Why do we keep doing it?

It seems to me that one topic of frequent discussion in class has been the tendency of women to harshly judge and cut down other women. So if we are all aware that this is a reoccurring issue and that it doesn’t help women as a whole (psychologically, economically, or socially) then why do we keep doing it? Is it because society perpetuates women attacking other women as a form of entertainment (yes, i’m talking about movies such as mean girls)? Is it because women see it as a quick way to gain power they might otherwise be limited from? Or is it just what girls do? Personally, I believe the problem stems from insecurities women have which are flaunted by media and society and from limited options for women which results in competition. Women are constantly being told what they should look like and how they should act if they are going to get any recognition in this society. But the recognition gained from following these norms is superficial at best and turns women into destructive forces rather than productive and original thinkers. When you are judged by your face and clothes rather than your mind and contributions, you tend to judge others by the same measure and your position at the top of social hierarchy remains dependent on the ability to assert yourself as better than other women. Women who are empowered more through their actions and ideas are likely to be a lot more useful to a group and can depend on their cognitive abilities consistently. They are likely to be in a much more stable position of power if their mind is seen as their greatest attribute and they won’t have to cut other women down. 

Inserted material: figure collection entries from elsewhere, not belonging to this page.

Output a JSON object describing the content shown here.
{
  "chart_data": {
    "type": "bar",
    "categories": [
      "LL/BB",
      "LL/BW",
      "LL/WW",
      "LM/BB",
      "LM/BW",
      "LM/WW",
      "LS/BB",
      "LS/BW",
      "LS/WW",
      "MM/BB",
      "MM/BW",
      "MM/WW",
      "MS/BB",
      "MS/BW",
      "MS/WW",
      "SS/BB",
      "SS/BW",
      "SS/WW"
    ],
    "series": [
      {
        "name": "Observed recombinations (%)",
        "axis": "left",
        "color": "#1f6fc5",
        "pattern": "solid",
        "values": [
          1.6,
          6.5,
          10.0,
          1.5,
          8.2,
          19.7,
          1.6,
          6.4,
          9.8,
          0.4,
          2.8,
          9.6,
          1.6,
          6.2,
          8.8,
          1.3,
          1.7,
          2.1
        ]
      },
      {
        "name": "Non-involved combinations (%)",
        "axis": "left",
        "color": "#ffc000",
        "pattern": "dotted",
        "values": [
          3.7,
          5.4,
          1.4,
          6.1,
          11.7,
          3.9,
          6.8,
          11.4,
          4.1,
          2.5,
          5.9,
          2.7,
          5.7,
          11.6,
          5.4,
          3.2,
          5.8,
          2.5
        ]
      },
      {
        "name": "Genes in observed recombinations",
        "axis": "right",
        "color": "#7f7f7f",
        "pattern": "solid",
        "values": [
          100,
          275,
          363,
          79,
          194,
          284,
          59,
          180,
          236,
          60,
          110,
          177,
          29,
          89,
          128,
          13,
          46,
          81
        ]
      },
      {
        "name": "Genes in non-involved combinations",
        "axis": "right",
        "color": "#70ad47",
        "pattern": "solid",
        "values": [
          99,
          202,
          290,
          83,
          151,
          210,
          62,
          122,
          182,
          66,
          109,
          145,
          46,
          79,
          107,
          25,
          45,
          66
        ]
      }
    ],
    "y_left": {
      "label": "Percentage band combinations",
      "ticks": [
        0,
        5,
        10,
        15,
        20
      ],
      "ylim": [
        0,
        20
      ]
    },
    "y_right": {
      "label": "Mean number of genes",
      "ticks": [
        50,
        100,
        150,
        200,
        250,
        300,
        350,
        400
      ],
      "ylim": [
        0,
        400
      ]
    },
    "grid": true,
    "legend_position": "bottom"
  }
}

Competition is another factor which can lead to women judging each other harshly. When only one female voice can be heard in a room full of men, women have to fight to be that one voice. Men may have limited opportunity in one arena but they are likely to go be able to be heard elsewhere and if their voice isn’t heard because someone else beat them out they don’t take it as personally. Women have much fewer chances to be heard and when they have to be n competition for a resource it’s hard to not take it personally. Men can move on to something else, women often struggle to find something else to move onto and competition therefore becomes a lot more important between women than men.


  1. I do believe in the fact that women do harshly criticize other women. I feel like this has to do with individuals own insecurities and the fact that women feel the need to point out others flaws so that theirs don’t seem as bad. The only way to minimize this though is to start with the younger generations and build up their self-esteem from an early age. Confidence is the key when it comes to being a good leader and if women lack it then they will want to bring others around them down so they can go up. A woman with confidence will be building herself up while keeping those around her up as well. This is easier said then done though. By leading with example, and promoting healthy self-esteem and self image, I believe that the rate in which women tear others down will dramatically decrease.

  2. When I first read the article about women cutting down others it really convicted me to question why I do it myself. I know that I should want to support women in their ability to succeed. But I wonder if one reason women do it is because we often know that there are not many positions at the top for women so sometimes it’s easy to have the mentality that it’s either me or her who’s going to get that top ranking job.

  3. I agree that women have a tendency to knock down other women before they would a man. I think this is due to our socially supported competitive nature. We are taught from a young age that this is a man’s world and we have to do twice as much three times as fast to get any recognition, because of this all other females are potential competition for the 30 seconds of fame we get for overachieving. If we can find a way to overcome these barriers we can potentially turn our competitive nature into something useful rather than just using it to bring each other down which may be a contributing factor to why no woman ever reaches high levels of leadership. As we’ve talked about in class before men have a “old boys network” to climb ladders and succeed but if females are constantly shutting each other out there is no way we could build this sort of networking device.

  4. It seems like it should be a real easy fix right? I probably feel the same as you; we know the answer, treat people equally, yet there are forces (that vary considerably), which force us not too. Hell, I mean we’re still fighting the racism battle which is centuries upon centuries in the making. In our lifetime we won’t stop doing it, maybe not even in my kids lifetime. The problem is too ingrained with too many factors to be defined acceptably and definitively. The easy answer is not easy, and I can’t think of the difficult answer. This will solved by endless stumbling, endless changes, and endless improvements, which, ironically, means it will never be solved at all. Sorry if that’s too cheeky, It’s late and I’m tired.

  5. Although it does seem like an easy fix, I do not believe it actually is such an easy fix. It seems that women seem to judge each other harshly from an early age. There are so many stories in the news, movies, or even people whom we have heard personal experiences from that talk about how challenging it was to be judged by girls there age in middle school, high school, etc. So it makes sense as to why it carries on into adulthood and women feel they are often harshly judged by one another. Jealousy is a natural human instinct, though not pleasant one. Nevertheless women need to understand that if we are passionate about change and changing the limiting mindset men have of women in todays age, then we need to change how we treat one another. That would start with changing how we personally think and act. Although I am not proud to admit it I do catch myself from time to time judging someone I have never met, maybe thinking of she shouldn’t have worn that out, or something silly. This is cultured thinking due to having dealt with the same judging in my adolescents. I am sure I am not the only female college student to do this. We need to understand that we are the next generation to shape societal norms and beliefs, and as woman if we want to gain more respect we need to start by changing our thought processes first.